Kamis, 21 Oktober 2021

Banyak yang Rugi, Petani di Cilacap Berharap Harga Padi Naik Saat Panen

Bupati Cilacap Tatto Suwarto Pamuji bersama Dinas Pertanian dan Forkopimcam Sampang saat menebar benih padi di lahan persawahan Desa Karangtengah Sampang Cilacap. (Ulul)

Meski harga padi sempat anjlok dan banyak petani merugi, namun petani di Cilacap tetap bersemangat untuk memulai masa tanam di pekan ini, yang diawali dengan pengolahan lahan persawahan di wilayah Cilacap bagian timur. Petani berharap, musim panen mendatang harga padi kembali stabil dan naik.


Sampang, serayunews.com

Muhtarudin petani dari Desa Karangtengah Kecamatan Sampang merupakan satu diantara ribuan petani di Cilacap yang berharap harga padi stabil bahkan meningkat dikala musim panen. Namun kenyataan terkadang tak sesuai dengan harapan.

Ia mengatakan, petani alami sejumlah kendala baik saat musim tanam maupun di musim panen. Dimana saat mengawali musim tanam, tenaga pengolah sawah sudah mulai berkurang terutama dari kalangan generasi muda. Ia juga mengakui sulitnya mencari tenaga kerja, bahkan harus mencari dari luar daerah, itu pun terkadang harus antre.

Selain tenaga kerja, ia juga menyayangkan dengan tingginya operasional yang dikeluarkan. Sebab selain untuk kebutuhan pupuk, harga obat pertanian juga terus meningkat setiap musimnya. Menurutnya, yang lebih memprihatinkan lagi adalah ketika masuk musim panen, harga padi sering anjlok sehingga membuat banyak petani merugi.

“Tatkala musim panen kita mendambakan harga padi stabil, kami sudah berbicara kepada instansi pemerintah di bawah melalui penyuluh pertanian lapangan (PPL) untuk disampaikan, kalau pupuk bisa subsidi, padi juga disubsidi, kita sudah sampaikan paling tidak harganya Rp 5000 /kg itu petani baru bisa ketawa (bahagia),” ujar Muhtarudin, Sabtu (25/09).

Muhtarudin ikut tergabung dalam Kelompok Tani Sida Makmur 1 Kecamatan Sampang berharap agar pemerintah bisa mensubsidi harga padi saat panen dengan harga standar Rp 5000/kg.
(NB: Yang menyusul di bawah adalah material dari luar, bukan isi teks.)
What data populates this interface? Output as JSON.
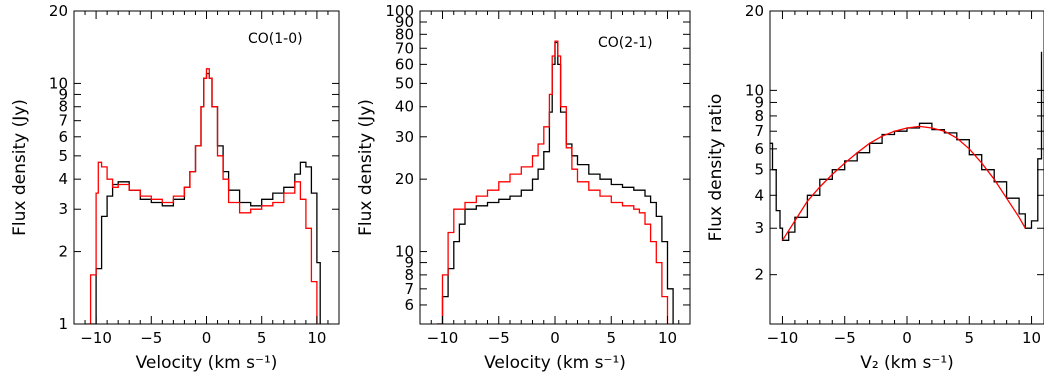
{
  "chart_data": [
    {
      "type": "line",
      "annotation": "CO(1-0)",
      "xlabel": "Velocity (km s⁻¹)",
      "ylabel": "Flux density (Jy)",
      "xlim": [
        -12,
        12
      ],
      "ylim": [
        1,
        20
      ],
      "yscale": "log",
      "x_ticks": [
        -10,
        -5,
        0,
        5,
        10
      ],
      "x_tick_labels": [
        "−10",
        "−5",
        "0",
        "5",
        "10"
      ],
      "y_ticks": [
        1,
        2,
        3,
        4,
        5,
        6,
        7,
        8,
        9,
        10,
        20
      ],
      "y_tick_labels": [
        "1",
        "2",
        "3",
        "4",
        "5",
        "6",
        "7",
        "8",
        "9",
        "10",
        "20"
      ],
      "series": [
        {
          "color": "#000000",
          "step": true,
          "x": [
            -10.5,
            -10,
            -9.5,
            -9,
            -8.5,
            -8,
            -7,
            -6,
            -5,
            -4,
            -3,
            -2,
            -1.5,
            -1,
            -0.5,
            -0.25,
            0,
            0.25,
            0.5,
            1,
            1.5,
            2,
            3,
            4,
            5,
            6,
            7,
            8,
            8.5,
            9,
            9.5,
            10,
            10.3
          ],
          "y": [
            1,
            1.7,
            2.8,
            3.4,
            3.8,
            3.9,
            3.6,
            3.3,
            3.2,
            3.1,
            3.3,
            3.7,
            4.3,
            5.5,
            8,
            10.5,
            11,
            10.5,
            8,
            5.5,
            4.3,
            3.6,
            3.2,
            3.1,
            3.3,
            3.5,
            3.7,
            4.2,
            4.7,
            4.5,
            3.5,
            1.8,
            1
          ]
        },
        {
          "color": "#ff0000",
          "step": true,
          "x": [
            -11,
            -10.5,
            -10,
            -9.8,
            -9.5,
            -9,
            -8.5,
            -8,
            -7,
            -6,
            -5,
            -4,
            -3,
            -2,
            -1.5,
            -1,
            -0.5,
            -0.25,
            0,
            0.25,
            0.5,
            1,
            1.5,
            2,
            3,
            4,
            5,
            6,
            7,
            8,
            8.5,
            9,
            9.5,
            10
          ],
          "y": [
            1,
            1.6,
            3.5,
            4.7,
            4.5,
            4.0,
            3.7,
            3.8,
            3.6,
            3.4,
            3.3,
            3.2,
            3.4,
            3.7,
            4.3,
            5.5,
            8,
            10.5,
            11.5,
            10.5,
            8,
            5,
            4.0,
            3.2,
            2.9,
            3.0,
            3.1,
            3.2,
            3.5,
            3.9,
            3.3,
            2.5,
            1.5,
            1
          ]
        }
      ]
    },
    {
      "type": "line",
      "annotation": "CO(2-1)",
      "xlabel": "Velocity (km s⁻¹)",
      "ylabel": "Flux density (Jy)",
      "xlim": [
        -12,
        12
      ],
      "ylim": [
        5,
        100
      ],
      "yscale": "log",
      "x_ticks": [
        -10,
        -5,
        0,
        5,
        10
      ],
      "x_tick_labels": [
        "−10",
        "−5",
        "0",
        "5",
        "10"
      ],
      "y_ticks": [
        6,
        7,
        8,
        9,
        10,
        20,
        30,
        40,
        50,
        60,
        70,
        80,
        90,
        100
      ],
      "y_tick_labels": [
        "6",
        "7",
        "8",
        "9",
        "10",
        "20",
        "30",
        "40",
        "50",
        "60",
        "70",
        "80",
        "90",
        "100"
      ],
      "series": [
        {
          "color": "#000000",
          "step": true,
          "x": [
            -10.5,
            -10,
            -9.5,
            -9,
            -8.5,
            -8,
            -7,
            -6,
            -5,
            -4,
            -3,
            -2,
            -1.5,
            -1,
            -0.5,
            -0.25,
            0,
            0.25,
            0.5,
            1,
            1.5,
            2,
            3,
            4,
            5,
            6,
            7,
            8,
            8.5,
            9,
            9.5,
            10,
            10.5
          ],
          "y": [
            5,
            6.5,
            8.5,
            11,
            13,
            15,
            15.5,
            16,
            16.5,
            17,
            18,
            20,
            22,
            26,
            38,
            60,
            74,
            60,
            38,
            28,
            25,
            23,
            21,
            20,
            19,
            18.5,
            18,
            17,
            16,
            14,
            11,
            7,
            5
          ]
        },
        {
          "color": "#ff0000",
          "step": true,
          "x": [
            -10.5,
            -10,
            -9.5,
            -9,
            -8,
            -7,
            -6,
            -5,
            -4,
            -3,
            -2,
            -1.5,
            -1,
            -0.5,
            -0.25,
            0,
            0.25,
            0.5,
            1,
            1.5,
            2,
            3,
            4,
            5,
            6,
            7,
            7.5,
            8,
            8.5,
            9,
            9.5,
            10
          ],
          "y": [
            5,
            8,
            12,
            15,
            16,
            17,
            18,
            19.5,
            21,
            22.5,
            25,
            28,
            33,
            45,
            65,
            75,
            65,
            40,
            27,
            22,
            19.5,
            18,
            17,
            16,
            15.5,
            15,
            14.5,
            13,
            11,
            9,
            6.5,
            5
          ]
        }
      ]
    },
    {
      "type": "line",
      "xlabel": "V₂ (km s⁻¹)",
      "ylabel": "Flux density ratio",
      "xlim": [
        -11,
        11
      ],
      "ylim": [
        1.3,
        20
      ],
      "yscale": "log",
      "x_ticks": [
        -10,
        -5,
        0,
        5,
        10
      ],
      "x_tick_labels": [
        "−10",
        "−5",
        "0",
        "5",
        "10"
      ],
      "y_ticks": [
        2,
        3,
        4,
        5,
        6,
        7,
        8,
        9,
        10,
        20
      ],
      "y_tick_labels": [
        "2",
        "3",
        "4",
        "5",
        "6",
        "7",
        "8",
        "9",
        "10",
        "20"
      ],
      "series": [
        {
          "color": "#000000",
          "step": true,
          "x": [
            -11,
            -10.8,
            -10.5,
            -10.2,
            -10,
            -9.5,
            -9,
            -8,
            -7,
            -6,
            -5,
            -4,
            -3,
            -2,
            -1,
            0,
            1,
            2,
            3,
            4,
            5,
            6,
            7,
            8,
            9,
            9.5,
            10,
            10.5,
            10.8
          ],
          "y": [
            6.3,
            5.0,
            3.5,
            3.0,
            2.7,
            2.9,
            3.3,
            4.0,
            4.6,
            5.0,
            5.4,
            5.8,
            6.3,
            6.8,
            7.0,
            7.2,
            7.5,
            7.1,
            6.9,
            6.5,
            5.7,
            5.0,
            4.5,
            3.9,
            3.4,
            3.0,
            3.2,
            5.5,
            14
          ]
        },
        {
          "color": "#ff0000",
          "step": false,
          "x": [
            -10,
            -9,
            -8,
            -7,
            -6,
            -5,
            -4,
            -3,
            -2,
            -1,
            0,
            1,
            2,
            3,
            4,
            5,
            6,
            7,
            8,
            9,
            9.5
          ],
          "y": [
            2.7,
            3.2,
            3.8,
            4.3,
            4.8,
            5.3,
            5.8,
            6.3,
            6.7,
            7.0,
            7.2,
            7.3,
            7.2,
            7.0,
            6.6,
            6.0,
            5.3,
            4.6,
            3.9,
            3.3,
            3.0
          ]
        }
      ]
    }
  ]
}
Sebab beberapa kali panen akhir ini harga gabah kering anjlok kisaran harga Rp 3.800 – Rp 4.000/kg. Harga tersebut dinilai masih belum seimbang dengan biaya operasional yang dikeluarkan.

“Penghasilan petani anjlok, untuk menutup biaya operasional kita harus cari pinjaman dulu, kita berharap pemerintah bisa mencari solusi,” ujarnya.

Sebelumnya, gerakan tanam lebih awal dipelopori oleh Bupati Cilacap Tatto Suwarto Pamuji dan Dinas Pertanian yang diawali dengan penebaran benih padi di tempat persemaian di lahan sawah Desa Karangtengah Kecamatan Sampang, Jumat (24/09).

Dalam kesempatan itu, Bupati menyampaikan penghargaan dan apresiasi kepada petani yang telah bekerja keras sehingga produktivitas padi Cilacap teringgi nasional tahun 2019-2020. Selain itu, Bupati juha sedang mempersiapkan konsep dan regulasi agar hasil panen bisa terserap dengan baik.

“Saya lagi mempersiapkan market intelijen, hari ini saya mau merencanakan tanam bulan depan, yang menerima hasil panennya sudah ada, yakinlah menjadi petani itu bangga, paten, sukses dan kaya,” ujar Bupati.

Selain itu, Bupati juga akan menyelesaikan masalah klasik yang sering dikeluhkan petani seperti masalah pupuk dan harga jual padi yang akan ditindaklanjutinya dengan regulasi yang ada.

Program tanam lebih awal di wilayah Cilacap bagian timur diawali daerah yang teraliri irigasi serayu, mulai dari Kecamatan Sampang, Kesugihan, hingga wilayah Kota dengan luasan sekitar 19 hektar yang akan memulai tanam hingga akhir Oktober 2021.